= Hanani–Tutte theorem =

On parity of crossings in graph drawings

In topological graph theory, the Hanani–Tutte theorem is a result on the parity of edge crossings in a graph drawing. It states that every drawing in the plane of a non-planar graph contains a pair of independent edges (not both sharing an endpoint) that cross each other an odd number of times. Equivalently, it can be phrased as a planarity criterion: a graph is planar if and only if it has a drawing in which every pair of independent edges crosses evenly (or not at all).

==History==
The result is named after Haim Hanani, who proved in 1934 that every drawing of the two minimal non-planar graphs K_{5} and K_{3,3} has a pair of edges with an odd number of crossings, and after W. T. Tutte, who stated the full theorem explicitly in 1970. A parallel development of similar ideas in algebraic topology has been credited to Egbert van Kampen, Arnold S. Shapiro, and Wu Wenjun.

==Applications==
One consequence of the theorem is that testing whether a graph is planar may be formulated as solving a system of linear equations over the finite field of order two.

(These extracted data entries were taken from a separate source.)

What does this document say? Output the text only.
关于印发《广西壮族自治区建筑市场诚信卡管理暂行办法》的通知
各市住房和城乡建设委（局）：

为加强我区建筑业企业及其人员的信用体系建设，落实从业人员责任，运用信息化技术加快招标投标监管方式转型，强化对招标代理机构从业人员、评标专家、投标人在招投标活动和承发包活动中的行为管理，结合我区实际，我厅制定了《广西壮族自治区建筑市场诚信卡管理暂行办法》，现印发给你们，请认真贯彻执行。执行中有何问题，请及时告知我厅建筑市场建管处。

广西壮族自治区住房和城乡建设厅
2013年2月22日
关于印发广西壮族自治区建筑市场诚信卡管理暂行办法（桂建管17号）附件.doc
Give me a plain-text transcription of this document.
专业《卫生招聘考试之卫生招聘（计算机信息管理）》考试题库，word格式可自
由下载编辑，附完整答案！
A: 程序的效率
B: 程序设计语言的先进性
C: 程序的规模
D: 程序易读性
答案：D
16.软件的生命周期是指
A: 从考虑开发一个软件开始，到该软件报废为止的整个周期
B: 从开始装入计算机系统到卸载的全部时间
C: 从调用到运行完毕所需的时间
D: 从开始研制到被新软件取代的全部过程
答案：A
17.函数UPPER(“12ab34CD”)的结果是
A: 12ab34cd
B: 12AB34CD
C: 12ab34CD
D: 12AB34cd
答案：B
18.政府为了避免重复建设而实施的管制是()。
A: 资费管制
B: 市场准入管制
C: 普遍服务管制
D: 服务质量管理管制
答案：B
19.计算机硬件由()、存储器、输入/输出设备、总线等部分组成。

These equations may be solved in polynomial time, but the resulting algorithms are less efficient than other known planarity tests.

==Generalizations==
For other surfaces S than the plane, a graph can be drawn on S without crossings if and only if it can be drawn in such a way that all pairs of edges cross an even number of times; this is known as the weak Hanani–Tutte theorem for S. The strong Hanani–Tutte theorem states that a graph can be drawn without crossings on S if and only if it can be drawn in such a way that all independent pairs of edges cross an even number of times, without regard for the number of crossings between edges that share an endpoint;
this strong version does not hold for all surfaces, but it is known to hold for
the plane, the projective plane and the torus.

The same approach, in which one shows that pairs of edges with an even number of crossings can be disregarded or eliminated in some type of graph drawing and uses this fact to set up a system of linear equations describing the existence of a drawing, has been applied to several other graph drawing problems, including upward planar drawings, drawings minimizing the number of uncrossed edges, and clustered planarity.